Amendment, by leave, withdrawn.

Address agreed to: —To be presented by Privy Councillors.

Motions

Supply

Resolved, That this House will, To-morrow, resolve itself into a Committee to consider of the Supply to be granted to Her Majesty.

Ways and Means

Resolved, That this House will, To-morrow, resolve itself into a Committee to consider of the Ways and Means for raising the Supply to be granted to Her Majesty.

Coroners (Ireland) Bill

On Motion of Mr. HEALY, Bill to amend the Law relating to Coroners in Ireland, ordered to be brought in by Mr. HEALY, Mr. GRAY, and Mr. BARRY.

Bill presented, and read the first time. [Bill 73.]

Employers' Liability Act (1880) Amendment (No. 2) Bill

On Motion of Mr. MACLIVER, Bill to amend "The Employers' Liability Act, 1880," ordered to be brought in by Mr. MACLIVER and Mr. MORLEY.

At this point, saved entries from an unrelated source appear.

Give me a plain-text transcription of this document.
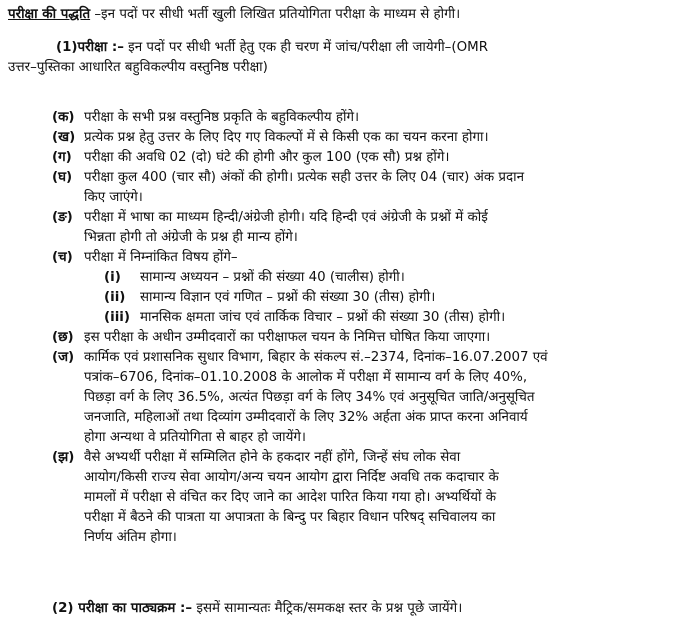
परीक्षा की पद्धति –इन पदों पर सीधी भर्ती खुली लिखित प्रतियोगिता परीक्षा के माध्यम से होगी।
(1)परीक्षा :– इन पदों पर सीधी भर्ती हेतु एक ही चरण में जांच/परीक्षा ली जायेगी–(OMR
उत्तर–पुस्तिका आधारित बहुविकल्पीय वस्तुनिष्ठ परीक्षा)
(क) परीक्षा के सभी प्रश्न वस्तुनिष्ठ प्रकृति के बहुविकल्पीय होंगे।
(ख) प्रत्येक प्रश्न हेतु उत्तर के लिए दिए गए विकल्पों में से किसी एक का चयन करना होगा।
(ग) परीक्षा की अवधि 02 (दो) घंटे की होगी और कुल 100 (एक सौ) प्रश्न होंगे।
(घ) परीक्षा कुल 400 (चार सौ) अंकों की होगी। प्रत्येक सही उत्तर के लिए 04 (चार) अंक प्रदान
किए जाएंगे।
(ङ) परीक्षा में भाषा का माध्यम हिन्दी/अंग्रेजी होगी। यदि हिन्दी एवं अंग्रेजी के प्रश्नों में कोई
भिन्नता होगी तो अंग्रेजी के प्रश्न ही मान्य होंगे।
(च) परीक्षा में निम्नांकित विषय होंगे–
(i) सामान्य अध्ययन – प्रश्नों की संख्या 40 (चालीस) होगी।
(ii) सामान्य विज्ञान एवं गणित – प्रश्नों की संख्या 30 (तीस) होगी।
(iii) मानसिक क्षमता जांच एवं तार्किक विचार – प्रश्नों की संख्या 30 (तीस) होगी।
(छ) इस परीक्षा के अधीन उम्मीदवारों का परीक्षाफल चयन के निमित्त घोषित किया जाएगा।
(ज) कार्मिक एवं प्रशासनिक सुधार विभाग, बिहार के संकल्प सं.–2374, दिनांक–16.07.2007 एवं
पत्रांक–6706, दिनांक–01.10.2008 के आलोक में परीक्षा में सामान्य वर्ग के लिए 40%,
पिछड़ा वर्ग के लिए 36.5%, अत्यंत पिछड़ा वर्ग के लिए 34% एवं अनुसूचित जाति/अनुसूचित
जनजाति, महिलाओं तथा दिव्यांग उम्मीदवारों के लिए 32% अर्हता अंक प्राप्त करना अनिवार्य
होगा अन्यथा वे प्रतियोगिता से बाहर हो जायेंगे।
(झ) वैसे अभ्यर्थी परीक्षा में सम्मिलित होने के हकदार नहीं होंगे, जिन्हें संघ लोक सेवा
आयोग/किसी राज्य सेवा आयोग/अन्य चयन आयोग द्वारा निर्दिष्ट अवधि तक कदाचार के
मामलों में परीक्षा से वंचित कर दिए जाने का आदेश पारित किया गया हो। अभ्यर्थियों के
परीक्षा में बैठने की पात्रता या अपात्रता के बिन्दु पर बिहार विधान परिषद् सचिवालय का
निर्णय अंतिम होगा।
(2) परीक्षा का पाठ्यक्रम :– इसमें सामान्यतः मैट्रिक/समकक्ष स्तर के प्रश्न पूछे जायेंगे।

Bill presented, and read the first time. [Bill 72.]

Printing

Ordered, That a Select Committee be appointed to assist Mr. Speaker in all matters which relate to the Printing executed by Order of this House, and for the purpose of selecting and arranging for Printing, Returns and Papers presented in pursuance of Motions made by Members of this House:—Lord FREDERICK CAVENDISH, Mr. PARNELL, Mr. HERMON, Mr. MASSEY, Mr. PEASE, Sir CHARLES RUSSELL, Mr. WILLIAM HENRY SMITH, Mr. STANSFELD, Mr. SPENCER WALPOLE, Mr. WHITBREAD, and Mr. ROWLAND WINN:—Three to be the quorum.

And, on January 21, Mr. RAMSAY added.

House adjourned at a quarter after Eleven o'clock.